Various stakeholders and residents of Kisumu county have called upon Nyanza regional police commander Noah Mwivanda and his DCI counterpart Daniel Kipsoi, to investigate the activities of the chairman of an NGO called Magnum Environment Network Michael Nyaguti. The NGO, it is claimed, is a briefcase one with no donor funding surviving fully on extortion and threats. By last week, a victim was planning to institute private criminal charges against the NGO.
They are accusing Nyaguti of extortion and blackmail of people under the guise of encroaching on water catchment areas and flouting environmental laws failure of which he always resorts to going to courts as an interested party of the said social vice. One of the victims narrated that sometimes back, he was developing rental houses near Lake Victoria and had been given all the required documents from the county, Nema, and all relevant authorities to commence his work only for Nyaguti to appear menacing at the site with a group of people he called officials of Magnum Environment Network accompanied by some people who looked like police officers who demanded that I show them documents in regard to what I was doing.
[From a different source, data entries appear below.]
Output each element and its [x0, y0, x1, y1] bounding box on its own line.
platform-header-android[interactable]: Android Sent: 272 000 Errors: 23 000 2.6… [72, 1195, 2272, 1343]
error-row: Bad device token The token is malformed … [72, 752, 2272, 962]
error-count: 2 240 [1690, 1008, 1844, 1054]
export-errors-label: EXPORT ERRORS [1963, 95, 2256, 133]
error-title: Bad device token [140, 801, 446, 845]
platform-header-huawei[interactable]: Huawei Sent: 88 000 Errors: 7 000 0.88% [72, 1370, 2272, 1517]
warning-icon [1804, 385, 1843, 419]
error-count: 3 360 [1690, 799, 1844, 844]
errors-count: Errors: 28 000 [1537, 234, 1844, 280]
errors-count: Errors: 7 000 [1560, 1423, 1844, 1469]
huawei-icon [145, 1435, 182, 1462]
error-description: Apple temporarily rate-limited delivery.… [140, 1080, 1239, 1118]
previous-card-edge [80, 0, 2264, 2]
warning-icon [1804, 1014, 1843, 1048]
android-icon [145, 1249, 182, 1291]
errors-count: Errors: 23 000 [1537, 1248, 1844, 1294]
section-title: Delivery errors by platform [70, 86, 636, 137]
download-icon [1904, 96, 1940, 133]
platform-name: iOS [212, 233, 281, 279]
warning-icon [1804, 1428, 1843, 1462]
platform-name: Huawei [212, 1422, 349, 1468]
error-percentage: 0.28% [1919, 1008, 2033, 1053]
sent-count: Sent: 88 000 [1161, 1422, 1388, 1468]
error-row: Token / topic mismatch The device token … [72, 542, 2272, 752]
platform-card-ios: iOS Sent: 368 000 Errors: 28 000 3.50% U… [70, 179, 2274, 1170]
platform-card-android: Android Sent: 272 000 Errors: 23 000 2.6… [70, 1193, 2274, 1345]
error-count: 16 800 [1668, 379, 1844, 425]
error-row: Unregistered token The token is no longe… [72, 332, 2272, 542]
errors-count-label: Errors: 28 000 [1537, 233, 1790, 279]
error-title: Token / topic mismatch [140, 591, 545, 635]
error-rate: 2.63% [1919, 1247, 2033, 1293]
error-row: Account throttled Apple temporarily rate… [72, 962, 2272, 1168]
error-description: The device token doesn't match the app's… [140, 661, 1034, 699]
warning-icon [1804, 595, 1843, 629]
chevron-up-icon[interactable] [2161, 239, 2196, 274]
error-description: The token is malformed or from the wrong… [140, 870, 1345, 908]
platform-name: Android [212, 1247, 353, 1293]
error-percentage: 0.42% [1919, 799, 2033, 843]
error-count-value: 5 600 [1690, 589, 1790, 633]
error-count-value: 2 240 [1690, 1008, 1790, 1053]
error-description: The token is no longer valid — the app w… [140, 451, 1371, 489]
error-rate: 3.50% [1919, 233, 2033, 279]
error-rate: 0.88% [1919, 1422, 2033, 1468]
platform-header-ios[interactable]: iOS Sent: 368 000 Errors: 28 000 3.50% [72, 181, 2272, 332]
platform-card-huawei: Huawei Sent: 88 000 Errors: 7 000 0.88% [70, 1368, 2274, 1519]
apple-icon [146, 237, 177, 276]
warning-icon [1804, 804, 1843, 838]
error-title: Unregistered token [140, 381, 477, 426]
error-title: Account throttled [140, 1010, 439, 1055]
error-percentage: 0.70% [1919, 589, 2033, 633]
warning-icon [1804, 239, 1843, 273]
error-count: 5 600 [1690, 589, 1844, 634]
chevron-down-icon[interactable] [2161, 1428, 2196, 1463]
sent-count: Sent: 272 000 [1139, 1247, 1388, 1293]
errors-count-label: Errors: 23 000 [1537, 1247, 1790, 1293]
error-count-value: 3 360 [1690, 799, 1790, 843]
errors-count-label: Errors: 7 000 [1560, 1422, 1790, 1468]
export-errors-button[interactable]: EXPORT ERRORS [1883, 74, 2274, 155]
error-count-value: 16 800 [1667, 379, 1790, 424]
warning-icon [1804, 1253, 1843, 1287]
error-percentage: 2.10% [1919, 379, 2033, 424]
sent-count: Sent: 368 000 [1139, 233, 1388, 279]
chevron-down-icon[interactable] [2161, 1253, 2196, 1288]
Most developers ranging from real estate to hospitable industries are saying that they are really undergoing rough times in the hands of the said Nyaguti who on most occasions is accompanied by some rogue police officers who intimidate and threaten their respective targets with arrests. The said Nyaguti had sometimes back attempted to extort Sh5 million each from former governors Evans Kidero and Jack Ranguma, together with a senior leading civil servant under the guise that they had bought land which should have been part of Lake Victoria.
When the trio was adamant that they would not give him any money, he sued them saying they had encroached on wetlands. The same Nyaguti also sued the Kisumu county government and Nyanza Golf Club which he accused of reclaiming the wetland at the mouth of River Kisat without convening a public participatory forum, as part extortion antics but his bid has fallen on deaf ears. He had also sued Kenya Ports Authority, Kisumu after the parastatal had ordered beach management units out of its land after collecting thousands of shillings from the said victims. Recently together with other activists, they stormed Western offices of Kenya Wildlife Service demanding that they investigate a ring of cartels believed to be working in cahoots with officers to defraud victims of wildlife attacks of their compensation. After his request was rejected, he called a meeting in Kisumu with some of the victims who had not been paid and tried to convince them to give him the power of attorney so that he could press them for their payment. Efforts to get Nyaguti’s comments were fruitless while a senior KWS officer said that they have a clear policy on how KWS compensates. “KWS has no agreement with anyone to peruse payments,” he said.